The letter from home counted. Thank god the military found a way to keep the mail trucks running since the letters were sanctuary for him and every other GI in desperate need of some assurance that there was still a place waiting for them “back in the world.”

He'd been beyond exhausted until Rachel's letter arrived. Just the sight of the envelope had the effect of a B-12 shot to keep him going until he could properly enjoy his reward for being as faithful to Rachel as she had been to him.

A few times he had been too desperate to hold off for his little ritual that had expanded to reading the two previous letters to build up to the big event. Today, though, he was doing this right, making it an extra special date.

Izzy showered, shaved, even put on some cologne instead of the usual Coppertone lotion. It was a pleasant early evening at the beach when he arrived, and actually rather deserted. The peddlers and beggars had left. The mama-sans in their woven conical hats selling pineapples, the peanut man, the amazing little man who was a walking BBQ shop with his meats and skewers, he barely caught them before they all went home. Then it was just him and his favorite spot under an Ironwood pine.

Izzy cleared the area of debris, put down a clean towel for his picnic. Then he placed the last two letters on top of the new one, making the moment last.
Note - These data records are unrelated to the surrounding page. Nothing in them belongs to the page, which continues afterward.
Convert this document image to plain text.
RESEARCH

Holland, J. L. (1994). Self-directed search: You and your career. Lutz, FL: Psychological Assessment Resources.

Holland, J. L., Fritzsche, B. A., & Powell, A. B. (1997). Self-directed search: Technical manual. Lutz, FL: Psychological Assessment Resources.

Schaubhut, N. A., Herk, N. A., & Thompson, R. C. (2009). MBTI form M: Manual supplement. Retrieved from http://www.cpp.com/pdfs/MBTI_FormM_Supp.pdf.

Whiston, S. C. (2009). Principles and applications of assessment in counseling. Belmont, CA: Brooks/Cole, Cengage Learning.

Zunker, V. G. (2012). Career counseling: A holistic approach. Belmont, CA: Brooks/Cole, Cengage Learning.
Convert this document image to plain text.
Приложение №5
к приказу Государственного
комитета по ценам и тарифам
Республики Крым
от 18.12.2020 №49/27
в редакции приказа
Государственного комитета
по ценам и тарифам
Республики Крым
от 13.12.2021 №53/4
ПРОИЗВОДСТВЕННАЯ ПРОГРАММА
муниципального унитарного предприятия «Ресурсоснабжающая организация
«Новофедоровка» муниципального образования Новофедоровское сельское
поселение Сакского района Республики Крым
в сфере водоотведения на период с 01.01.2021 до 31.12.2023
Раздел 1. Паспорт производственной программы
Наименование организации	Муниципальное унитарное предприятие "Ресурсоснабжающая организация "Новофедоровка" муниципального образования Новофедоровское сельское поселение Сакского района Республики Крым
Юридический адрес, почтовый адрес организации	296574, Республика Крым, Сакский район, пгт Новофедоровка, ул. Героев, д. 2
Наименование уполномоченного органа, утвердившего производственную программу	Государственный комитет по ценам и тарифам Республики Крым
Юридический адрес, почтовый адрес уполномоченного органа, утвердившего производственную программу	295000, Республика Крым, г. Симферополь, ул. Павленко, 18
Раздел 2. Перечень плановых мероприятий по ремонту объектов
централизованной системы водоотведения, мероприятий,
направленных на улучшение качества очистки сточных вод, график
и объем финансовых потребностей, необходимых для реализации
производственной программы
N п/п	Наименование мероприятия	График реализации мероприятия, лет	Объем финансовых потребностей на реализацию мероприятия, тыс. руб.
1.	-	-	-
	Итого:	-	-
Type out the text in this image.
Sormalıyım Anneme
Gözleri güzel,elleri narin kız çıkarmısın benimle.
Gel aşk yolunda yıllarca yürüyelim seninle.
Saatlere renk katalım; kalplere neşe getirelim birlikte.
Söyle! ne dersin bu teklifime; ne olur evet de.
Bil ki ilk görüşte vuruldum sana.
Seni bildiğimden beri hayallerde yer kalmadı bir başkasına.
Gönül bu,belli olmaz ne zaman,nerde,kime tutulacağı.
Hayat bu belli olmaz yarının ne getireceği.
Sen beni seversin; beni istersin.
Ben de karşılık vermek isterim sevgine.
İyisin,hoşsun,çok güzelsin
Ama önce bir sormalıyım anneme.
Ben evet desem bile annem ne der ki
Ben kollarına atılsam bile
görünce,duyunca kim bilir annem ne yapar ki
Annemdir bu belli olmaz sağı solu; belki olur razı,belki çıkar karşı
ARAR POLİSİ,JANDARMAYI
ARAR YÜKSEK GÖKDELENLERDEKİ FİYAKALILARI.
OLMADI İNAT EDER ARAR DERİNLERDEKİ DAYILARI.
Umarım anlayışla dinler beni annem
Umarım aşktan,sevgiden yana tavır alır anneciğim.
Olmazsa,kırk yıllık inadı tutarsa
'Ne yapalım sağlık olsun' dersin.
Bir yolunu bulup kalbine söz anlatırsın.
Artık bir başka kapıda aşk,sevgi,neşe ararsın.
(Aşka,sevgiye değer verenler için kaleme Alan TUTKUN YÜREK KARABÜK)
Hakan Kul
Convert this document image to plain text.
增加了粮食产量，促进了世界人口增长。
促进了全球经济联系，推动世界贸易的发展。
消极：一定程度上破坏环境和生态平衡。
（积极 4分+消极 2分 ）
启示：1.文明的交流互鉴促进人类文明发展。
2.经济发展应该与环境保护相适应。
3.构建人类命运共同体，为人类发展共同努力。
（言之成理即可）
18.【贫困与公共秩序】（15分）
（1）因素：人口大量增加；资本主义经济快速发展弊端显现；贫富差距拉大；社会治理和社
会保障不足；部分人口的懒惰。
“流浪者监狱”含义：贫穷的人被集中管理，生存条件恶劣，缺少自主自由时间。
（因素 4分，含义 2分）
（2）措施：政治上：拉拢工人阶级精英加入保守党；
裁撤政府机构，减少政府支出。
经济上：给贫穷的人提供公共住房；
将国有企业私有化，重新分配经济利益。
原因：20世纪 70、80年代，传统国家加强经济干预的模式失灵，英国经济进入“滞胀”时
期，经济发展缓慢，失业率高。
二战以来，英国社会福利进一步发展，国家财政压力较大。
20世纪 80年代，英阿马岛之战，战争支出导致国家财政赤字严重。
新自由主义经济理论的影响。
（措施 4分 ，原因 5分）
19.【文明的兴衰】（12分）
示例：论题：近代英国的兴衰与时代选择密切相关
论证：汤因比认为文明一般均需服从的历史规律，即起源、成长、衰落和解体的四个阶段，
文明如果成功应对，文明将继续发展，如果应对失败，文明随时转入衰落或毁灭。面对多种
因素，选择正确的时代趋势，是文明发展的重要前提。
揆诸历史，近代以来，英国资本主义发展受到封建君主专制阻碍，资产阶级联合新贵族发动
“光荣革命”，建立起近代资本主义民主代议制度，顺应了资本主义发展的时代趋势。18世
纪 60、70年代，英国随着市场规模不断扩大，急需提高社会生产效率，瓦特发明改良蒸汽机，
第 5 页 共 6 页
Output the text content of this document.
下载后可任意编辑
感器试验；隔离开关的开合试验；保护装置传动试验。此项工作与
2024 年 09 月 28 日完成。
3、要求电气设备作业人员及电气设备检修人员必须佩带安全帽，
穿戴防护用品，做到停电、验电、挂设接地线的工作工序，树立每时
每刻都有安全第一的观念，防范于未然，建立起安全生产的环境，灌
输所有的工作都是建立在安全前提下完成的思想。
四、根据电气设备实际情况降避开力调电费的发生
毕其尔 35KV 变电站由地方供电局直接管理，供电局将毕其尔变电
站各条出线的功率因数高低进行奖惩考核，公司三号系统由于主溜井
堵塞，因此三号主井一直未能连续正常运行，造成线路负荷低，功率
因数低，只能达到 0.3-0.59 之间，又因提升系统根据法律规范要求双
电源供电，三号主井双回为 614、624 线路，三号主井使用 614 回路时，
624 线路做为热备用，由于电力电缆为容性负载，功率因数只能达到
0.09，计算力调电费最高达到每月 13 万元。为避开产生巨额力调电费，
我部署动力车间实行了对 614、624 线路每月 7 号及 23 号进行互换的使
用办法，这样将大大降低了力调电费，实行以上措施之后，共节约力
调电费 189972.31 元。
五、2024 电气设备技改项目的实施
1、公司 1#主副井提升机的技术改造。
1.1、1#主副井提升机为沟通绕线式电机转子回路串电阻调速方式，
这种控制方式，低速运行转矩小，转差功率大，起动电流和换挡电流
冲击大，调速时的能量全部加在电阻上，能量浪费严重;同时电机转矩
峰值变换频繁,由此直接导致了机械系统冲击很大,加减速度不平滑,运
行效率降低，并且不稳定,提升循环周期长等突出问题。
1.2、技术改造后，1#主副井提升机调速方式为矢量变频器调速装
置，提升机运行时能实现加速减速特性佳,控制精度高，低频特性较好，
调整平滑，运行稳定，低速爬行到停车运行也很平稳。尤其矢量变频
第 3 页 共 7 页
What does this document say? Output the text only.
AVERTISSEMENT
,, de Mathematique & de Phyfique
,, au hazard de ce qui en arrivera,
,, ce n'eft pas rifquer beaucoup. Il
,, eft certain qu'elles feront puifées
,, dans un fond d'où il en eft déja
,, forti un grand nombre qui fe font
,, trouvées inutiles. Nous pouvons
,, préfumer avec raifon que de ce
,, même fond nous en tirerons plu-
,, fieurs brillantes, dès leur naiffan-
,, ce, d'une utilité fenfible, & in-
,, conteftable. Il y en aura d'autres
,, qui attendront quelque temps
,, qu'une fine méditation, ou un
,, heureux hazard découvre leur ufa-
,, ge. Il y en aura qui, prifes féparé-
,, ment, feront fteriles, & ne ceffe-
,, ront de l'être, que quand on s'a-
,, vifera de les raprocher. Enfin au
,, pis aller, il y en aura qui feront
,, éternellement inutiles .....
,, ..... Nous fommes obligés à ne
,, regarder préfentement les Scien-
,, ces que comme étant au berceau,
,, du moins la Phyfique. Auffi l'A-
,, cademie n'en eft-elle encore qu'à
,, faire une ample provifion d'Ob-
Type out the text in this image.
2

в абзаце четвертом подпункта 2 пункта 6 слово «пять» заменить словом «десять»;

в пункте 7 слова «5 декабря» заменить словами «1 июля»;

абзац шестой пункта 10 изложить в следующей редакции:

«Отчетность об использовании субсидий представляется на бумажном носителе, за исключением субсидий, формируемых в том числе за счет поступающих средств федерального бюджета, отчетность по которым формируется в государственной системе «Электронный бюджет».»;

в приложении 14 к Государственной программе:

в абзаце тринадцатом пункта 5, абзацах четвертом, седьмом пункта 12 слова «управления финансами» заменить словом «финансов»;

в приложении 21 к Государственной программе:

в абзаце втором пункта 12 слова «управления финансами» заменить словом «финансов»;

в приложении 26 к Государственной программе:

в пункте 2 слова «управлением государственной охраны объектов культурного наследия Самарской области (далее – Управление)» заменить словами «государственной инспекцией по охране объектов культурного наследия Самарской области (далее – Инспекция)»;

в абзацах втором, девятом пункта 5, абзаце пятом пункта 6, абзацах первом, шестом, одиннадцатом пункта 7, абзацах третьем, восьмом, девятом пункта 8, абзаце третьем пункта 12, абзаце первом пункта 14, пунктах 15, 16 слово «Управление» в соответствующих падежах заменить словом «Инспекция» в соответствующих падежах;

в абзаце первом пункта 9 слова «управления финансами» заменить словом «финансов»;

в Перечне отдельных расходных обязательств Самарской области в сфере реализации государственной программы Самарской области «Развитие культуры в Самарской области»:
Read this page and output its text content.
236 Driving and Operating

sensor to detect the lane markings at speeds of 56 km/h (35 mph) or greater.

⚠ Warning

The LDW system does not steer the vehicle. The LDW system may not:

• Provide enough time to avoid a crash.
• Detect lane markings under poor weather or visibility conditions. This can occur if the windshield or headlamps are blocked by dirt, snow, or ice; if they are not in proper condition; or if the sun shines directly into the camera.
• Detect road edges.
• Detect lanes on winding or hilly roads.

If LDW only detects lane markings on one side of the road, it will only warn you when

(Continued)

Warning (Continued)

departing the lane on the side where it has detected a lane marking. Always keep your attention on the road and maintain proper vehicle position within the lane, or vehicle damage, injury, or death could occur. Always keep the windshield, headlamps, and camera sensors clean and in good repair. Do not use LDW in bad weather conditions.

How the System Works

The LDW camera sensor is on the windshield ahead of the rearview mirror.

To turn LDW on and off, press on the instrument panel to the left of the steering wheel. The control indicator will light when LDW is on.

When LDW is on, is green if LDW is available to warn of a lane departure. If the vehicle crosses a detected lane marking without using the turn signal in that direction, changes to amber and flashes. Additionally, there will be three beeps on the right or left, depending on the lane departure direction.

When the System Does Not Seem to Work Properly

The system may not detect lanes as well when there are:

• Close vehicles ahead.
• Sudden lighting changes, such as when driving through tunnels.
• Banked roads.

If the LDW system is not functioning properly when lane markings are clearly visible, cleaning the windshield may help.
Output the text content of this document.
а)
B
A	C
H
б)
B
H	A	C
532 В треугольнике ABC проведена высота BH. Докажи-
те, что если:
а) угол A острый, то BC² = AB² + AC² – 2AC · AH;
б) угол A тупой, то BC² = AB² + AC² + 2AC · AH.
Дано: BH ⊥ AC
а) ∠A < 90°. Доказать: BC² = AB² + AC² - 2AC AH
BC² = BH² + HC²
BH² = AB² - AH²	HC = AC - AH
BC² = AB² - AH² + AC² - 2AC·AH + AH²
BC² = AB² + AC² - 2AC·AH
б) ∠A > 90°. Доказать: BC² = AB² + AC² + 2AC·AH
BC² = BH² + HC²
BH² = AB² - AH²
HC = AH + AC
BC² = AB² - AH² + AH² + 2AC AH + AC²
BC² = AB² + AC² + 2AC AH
He already knew where this would take him: in bed, jerking off; at least sometimes, okay often. He had not masturbated this much since junior high. Did war make you horny? He felt a little guilty that somehow Margie kept intruding into these steamy fantasies. He had to try to do a better job of censoring her out; she was a colleague, a friend he truly cared for, and . . . anyway he had a new letter. And he did not just tear into something so precious.

Izzy opened the oldest of the three letters. While he had tested at reading over a thousand words per minute, the letters he always read out loud, slowly, like a love song. He wanted to feel like he was really with her, listening to her talk about someone named Janis Joplin and. . .

It made him a little anxious, Izzy realized, not for the first time. Like the picture with the Indian headband, where she looked younger, happier, and this “everybody is against the war now” bothered him because she had never been political before. . .or maybe what really bothered him was it sounded like the world was changing and he was completely, absolutely out of it while the real world was going on and—

“Stop it,” he ordered himself harshly. “You have to stop this right now. Deep breath.”

He took several deep breaths, got his ridiculous anxiety under control, and then read on, aloud, until he got to the best part at the bottom, “My dear, sweet, brave man. I love you dearly, madly. . . ”

Izzy relaxed, laughed softly at himself, moved on to the second letter, the one that had arrived before this latest. He pretended he hadn't read it countless times already and knew each word by heart.

But the new one, ah, it was a virgin letter and the two before it, foreplay.

There was a right way to do this and this was the ritual he had perfected:

He would look over the entire letter. He would look at the way her handwriting was either fast or slow, what pen had she used; he would look at the postmark, the kind of envelope, and his silly APO address where the stamps should be. Every little thing was a piece of her and it was all that he had of her here. He would smell it and sometimes there was perfume or lipstick. He would hold it then and weigh it in his hands to see if it was a big or small letter, if it contained a photograph or a news article. Sometimes she would send him things she knew he would like from the
New York Times.
Once there had been a wedding announcement of a couple they knew, another time a book review of a friend's new novel. There was news of people he had studied and worked with during his internship, appointed to positions at the New York hospitals. He especially liked the ads she circled for apartments they might like to live in someday. Sometimes there were little drawings she made or sketches from Central Park.